The stents must be perfectly fit to the tracheobronchial tree. To avoid complications, the shortest and widest possible stent must be used. Therefore, stenoses must always be calibrated prior to stent placement.

Width (in adults) :
- For the trachea, stent must not be less than 14 mm in width ; the ideal width is 16 mm for men and 15 mm for women (for people of European descent).
- For the main bronchi, the ideal width is 13 mm, with a minimum of 12 mm.

Length : Stents should not be too long. The ideal stent completely covers the lesion and extends no more than ½ cm beyond the lesion on each side.



Placement is performed using a tracheal or bronchial rigid tube.

The stent is lubricated with silicone and loaded into a stent applicator.

The applicator is the inserted through the bronchoscope and the stent is pushed out into the trachea or the bronchus.

Adjusting the stent is made by grasping the upper rim of the prosthesis ith foreign body forceps.

Patented Efer-Dumon applicator.

On the left, two kind of loaders, the small for short tracheal or bronchial stent, the longer, for long Y stent or long and large straight stent.

On the right two size of applicators.

Applicator and loaders are color coded in function of the size of the stents.

Placement of a Y stent

This film shows the placement of a Y stent during a live procedure (duration : 15 mn 30 s)


Airway stents demand careful maintenance and adequate surveillance. Aerosol therapy on a daily basis is mandatory. We generally ask the patient to use a nebulizer three times a day. We recommend pneumatic nebulizers rather than ultrasound. This treatment seeks to maintain adequate humidification of the airway and facilitate clearance of secretions with coughing (many patients are initially afraid to cough). A follow-up visit is scheduled one week after the procedure in order to document proper compliance with all recommendations. Surveillance endoscopy is not necessary for at least one year following stent deployment unless respiratory symptoms are present (cough, dyspnea, or respiratory distress). Cigarette smoking should be avoided, otherwise nicotine deposits can accumulate on the stent as seen in the following endoscopy image.

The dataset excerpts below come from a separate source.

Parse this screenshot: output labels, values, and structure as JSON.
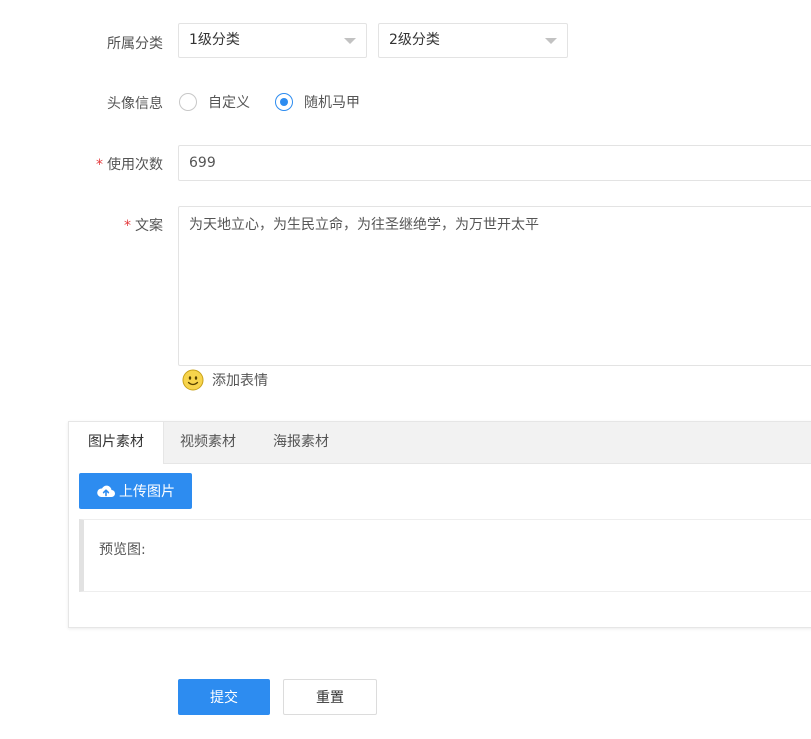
{
  "form": {
    "category": {
      "label": "所属分类",
      "level1_value": "1级分类",
      "level2_value": "2级分类"
    },
    "avatar": {
      "label": "头像信息",
      "options": [
        "自定义",
        "随机马甲"
      ],
      "selected": "随机马甲"
    },
    "usage_count": {
      "required_mark": "*",
      "label": "使用次数",
      "value": "699"
    },
    "copy_text": {
      "required_mark": "*",
      "label": "文案",
      "value": "为天地立心，为生民立命，为往圣继绝学，为万世开太平"
    },
    "emoji_link": "添加表情"
  },
  "media": {
    "tabs": [
      {
        "label": "图片素材",
        "active": true
      },
      {
        "label": "视频素材",
        "active": false
      },
      {
        "label": "海报素材",
        "active": false
      }
    ],
    "upload_label": "上传图片",
    "preview_label": "预览图:"
  },
  "actions": {
    "submit_label": "提交",
    "reset_label": "重置"
  },
  "colors": {
    "primary": "#2d8cf0",
    "required": "#e4393c"
  }
}
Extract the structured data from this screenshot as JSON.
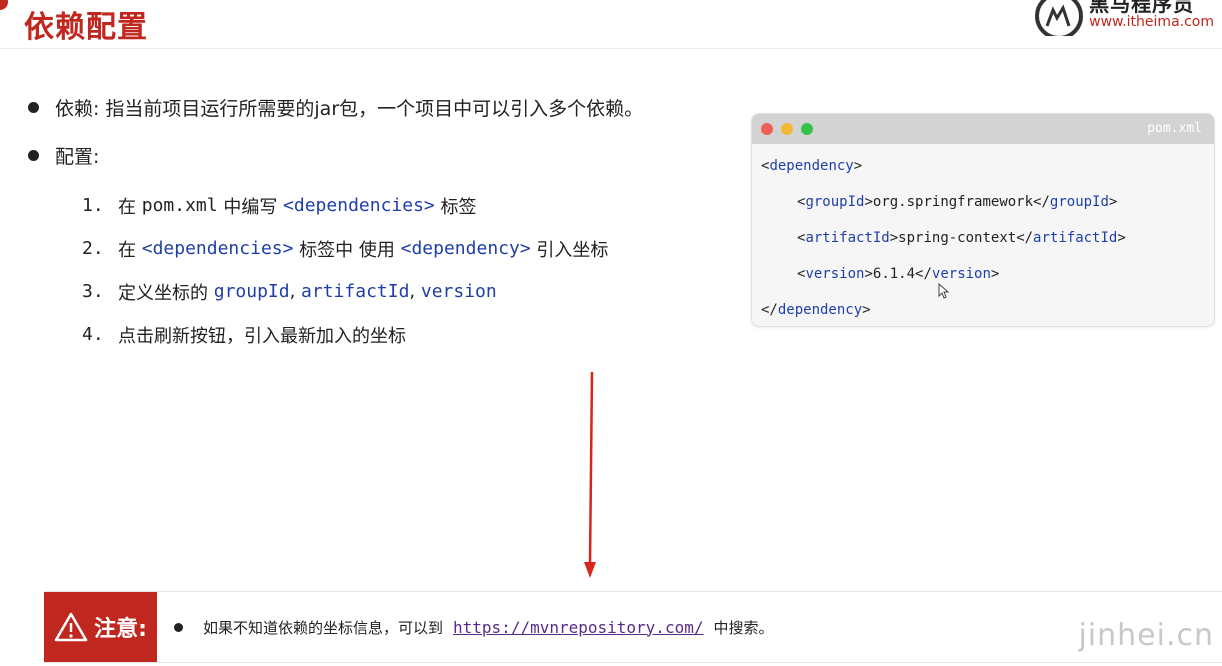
{
  "header": {
    "title": "依赖配置",
    "logo_name": "黑马程序员",
    "logo_url": "www.itheima.com"
  },
  "bullets": {
    "dependency_label": "依赖:",
    "dependency_desc": "指当前项目运行所需要的jar包，一个项目中可以引入多个依赖。",
    "config_label": "配置:"
  },
  "steps": [
    {
      "num": "1.",
      "pre": "在 ",
      "code1": "pom.xml",
      "mid": " 中编写 ",
      "code2": "<dependencies>",
      "post": " 标签"
    },
    {
      "num": "2.",
      "pre": "在 ",
      "code1": "<dependencies>",
      "mid": " 标签中 使用 ",
      "code2": "<dependency>",
      "post": " 引入坐标"
    },
    {
      "num": "3.",
      "pre": "定义坐标的 ",
      "code1": "groupId",
      "sep1": ", ",
      "code2": "artifactId",
      "sep2": ", ",
      "code3": "version"
    },
    {
      "num": "4.",
      "text": "点击刷新按钮，引入最新加入的坐标"
    }
  ],
  "code_window": {
    "filename": "pom.xml",
    "lines": {
      "open_tag": "dependency",
      "group_tag": "groupId",
      "group_value": "org.springframework",
      "artifact_tag": "artifactId",
      "artifact_value": "spring-context",
      "version_tag": "version",
      "version_value": "6.1.4",
      "close_tag": "dependency"
    }
  },
  "note": {
    "label": "注意:",
    "text_before": "如果不知道依赖的坐标信息，可以到",
    "link": "https://mvnrepository.com/",
    "text_after": "中搜索。"
  },
  "watermark": "jinhei.cn",
  "colors": {
    "brand_red": "#c0281f",
    "code_blue": "#1f3fa8",
    "link_purple": "#5a2a8a"
  }
}
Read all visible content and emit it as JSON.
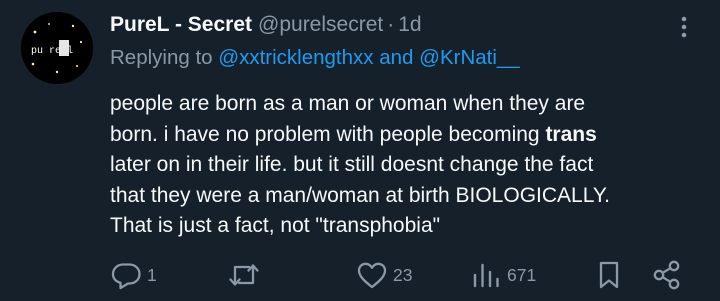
{
  "tweet": {
    "display_name": "PureL - Secret",
    "handle": "@purelsecret",
    "separator": "·",
    "time": "1d",
    "avatar_text": "pu re l",
    "replying_prefix": "Replying to",
    "reply_mention_1": "@xxtricklengthxx",
    "reply_and": "and",
    "reply_mention_2": "@KrNati__",
    "body": {
      "line1": "people are born as a man or woman when they are",
      "line2_pre": "born. i have no problem with people becoming ",
      "line2_bold": "trans",
      "line3": "later on in their life. but it still doesnt change the fact",
      "line4": "that they were a man/woman at birth BIOLOGICALLY.",
      "line5": "That is just a fact, not \"transphobia\""
    }
  },
  "actions": {
    "reply_count": "1",
    "retweet_count": "",
    "like_count": "23",
    "views_count": "671"
  },
  "colors": {
    "background": "#15202b",
    "primary_text": "#f7f9f9",
    "secondary_text": "#8b98a5",
    "link": "#1d9bf0"
  }
}
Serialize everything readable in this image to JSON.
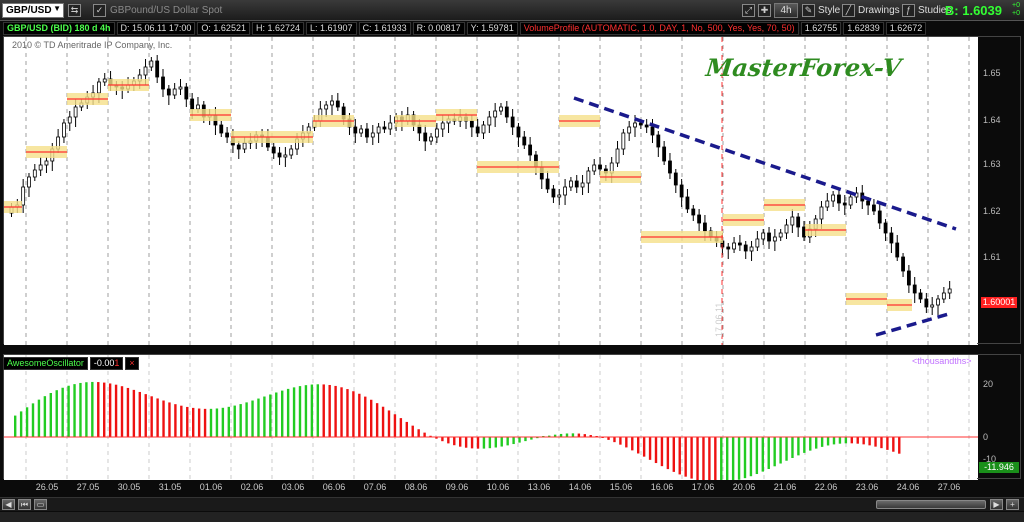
{
  "toolbar": {
    "symbol": "GBP/USD",
    "description": "GBPound/US Dollar Spot",
    "timeframe": "4h",
    "style_label": "Style",
    "drawings_label": "Drawings",
    "studies_label": "Studies",
    "bid": "B: 1.6039",
    "change_plus": "+0",
    "change_val": "+0"
  },
  "info": {
    "title": "GBP/USD (BID) 180 d 4h",
    "date": "D: 15.06.11 17:00",
    "open": "O: 1.62521",
    "high": "H: 1.62724",
    "low": "L: 1.61907",
    "close": "C: 1.61933",
    "range": "R: 0.00817",
    "y": "Y: 1.59781",
    "volume_profile": "VolumeProfile (AUTOMATIC, 1.0, DAY, 1, No, 500, Yes, Yes, 70, 50)",
    "vp1": "1.62755",
    "vp2": "1.62839",
    "vp3": "1.62672"
  },
  "copyright": "2010 © TD Ameritrade IP Company, Inc.",
  "watermark": "MasterForex-V",
  "vertical_label": "17.06.11",
  "price_axis": {
    "ticks": [
      "1.65",
      "1.64",
      "1.63",
      "1.62",
      "1.61"
    ],
    "current_price": "1.60001"
  },
  "oscillator": {
    "name": "AwesomeOscillator",
    "value": "-0.00",
    "value_suffix": "1",
    "close_label": "×",
    "unit": "<thousandths>",
    "ticks": [
      "20",
      "0",
      "-10"
    ],
    "current_value": "-11.946"
  },
  "dates": [
    "26.05",
    "27.05",
    "30.05",
    "31.05",
    "01.06",
    "02.06",
    "03.06",
    "06.06",
    "07.06",
    "08.06",
    "09.06",
    "10.06",
    "13.06",
    "14.06",
    "15.06",
    "16.06",
    "17.06",
    "20.06",
    "21.06",
    "22.06",
    "23.06",
    "24.06",
    "27.06"
  ],
  "colors": {
    "bull_bar": "#22cc22",
    "bear_bar": "#ee1111",
    "trendline": "#1a1a8c",
    "candle": "#000000",
    "value_area": "#f5e08a",
    "poc": "#ff3030"
  }
}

Stent related complications

Complications associated with stent placement are uncommon and rarely life-threatening. Three serious complications are worth mentioning ; stent obstruction, migration, and granulomatous inflammation. All three may present with similar symptoms, including ; respiratory distress, intractable coughing, and/or trouble clearing secretions. Emergent fiberoptic bronchoscopy should be planned any time a serious complication is suspected. In such cases, it is best to proceed with anesthesia consultation and consider hospitalization. Rigid bronchoscopy might be necessary in case stent removal or replacement are indicated.

Stent removal and/or replacement

Most stents are temporary solutions to transient airway stenosis. This is always the case with benign indications, especially tracheal stenosis. In case the stenosis is malignant, silicone stents may be left in place as definitive palliative therapy or replaced as needed depending on the patient’s evolution. Silicone stents can be removed at all times (in contrast to metallic stents), even after prolonged periods of time. Removal of a silicone stent requires grasping the stent with the rigid bronchoscopic forceps and turning it 360 ° in order to release the studs. The stent is then partially retracted into the bronchoscope and the entire ensemble is then removed from the airway. On occasion, the scissors are used to cut long stents which have been in place for years, in order to facilitate their removal.